If all this is so, then consider the current posture of the Democratic Party. Clearly, the Democrats will have opted, either deliberately or naively, to play the role of “The Washington Generals” in the next elections and far into the future. They will never retake power, for the private corporations that count our votes with secret software, in collusion with the Republicans, will never allow a transfer of power. The Democrats will instead serve as “window dressing” for this travesty of “democracy.” “Of course we are a democracy,” the new autocrats will tell the American people and the world, “after all, don’t we have an opposition party? And haven’t the American voters repeatedly preferred us Republicans to the Democrats?”
I'm still not ready to embrace the notion that the election was stolen. But the symptomatic behavior the author talks about is real enough: the Democrats repeatedly fail to stand up to Republican bullying, and thus essentially enable all kinds of atrocious behavior--not to mention unilaterally disarm within a political context. We didn't highlight Abu Ghraib, despite the now-revealed reality that the decisions to employ torture were made at the highest level, because Kerry likely feared that he'd be accused of "blaming the troops." We didn't stand up for gay marriage, or even civil unions, on a principled anti-discrimination argument because the "professional election losers" simply hoped that low-income cultural conservatives would vote their pocketbooks, not their Bibles. And now I'm guessing the Democrats won't speak out against the transparent misdeeds of Ohio (and elsewhere) out of fear of again being dubbed sore losers, contemptuous of the electoral majority.

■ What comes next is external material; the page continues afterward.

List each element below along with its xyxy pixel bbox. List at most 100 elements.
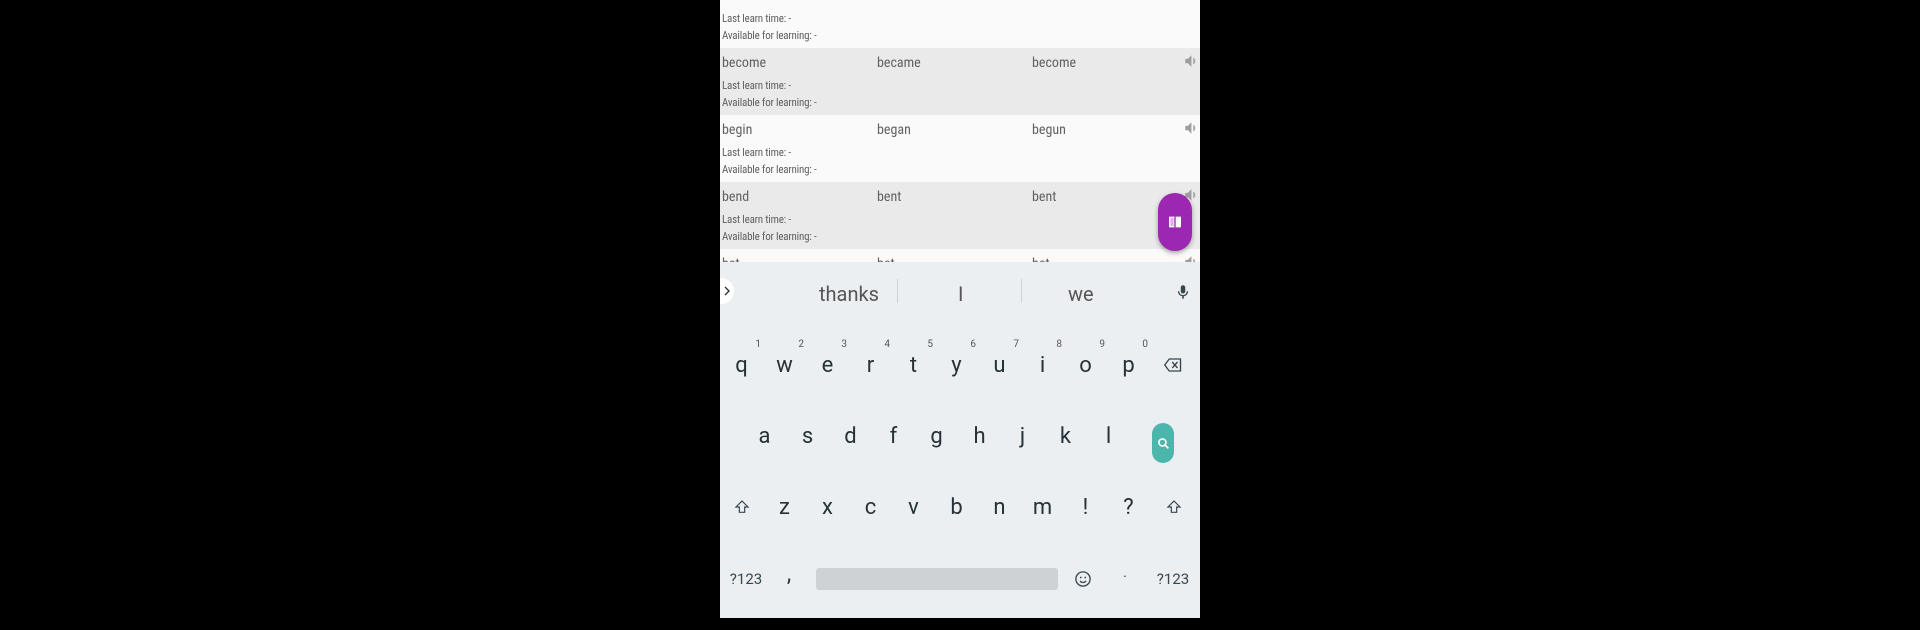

So where does this leave us? I'm not terrified of "overt fascism" in the sense of punishing dissent and filling the jails with political prisoners--because that's bad for business. Even the ideologues on the Republican side probably understand that the First Amendment is a great support for capitalism--the freedom to innovate in the economic sphere would be difficult, maybe impossible to sustain while taking away freedoms of speech, assembly, and press. But they can and are imposing economic consequences for what they might deem the "misuse" of those freedoms: thus we have a corporate media that shies away from too-close examination of electoral fraud, official lies or, for that matter, the truth about Social Security (namely, that there is no "crisis" and the proposed Bush plan is both a giveaway to his finance-industry donors and a mammoth shift of economic risk from the public to the individual and her/his family).
In other words, they won't shut down Josh Marshall or Paul Krugman or any other liberal voice--they'll just build firewalls to ensure that these voices won't get anything close to an equal hearing in the court of public opinion. So the society remains "free", but the playing field tilts ever more against those of us who believe in economic equity and social justice. We're free, but powerless.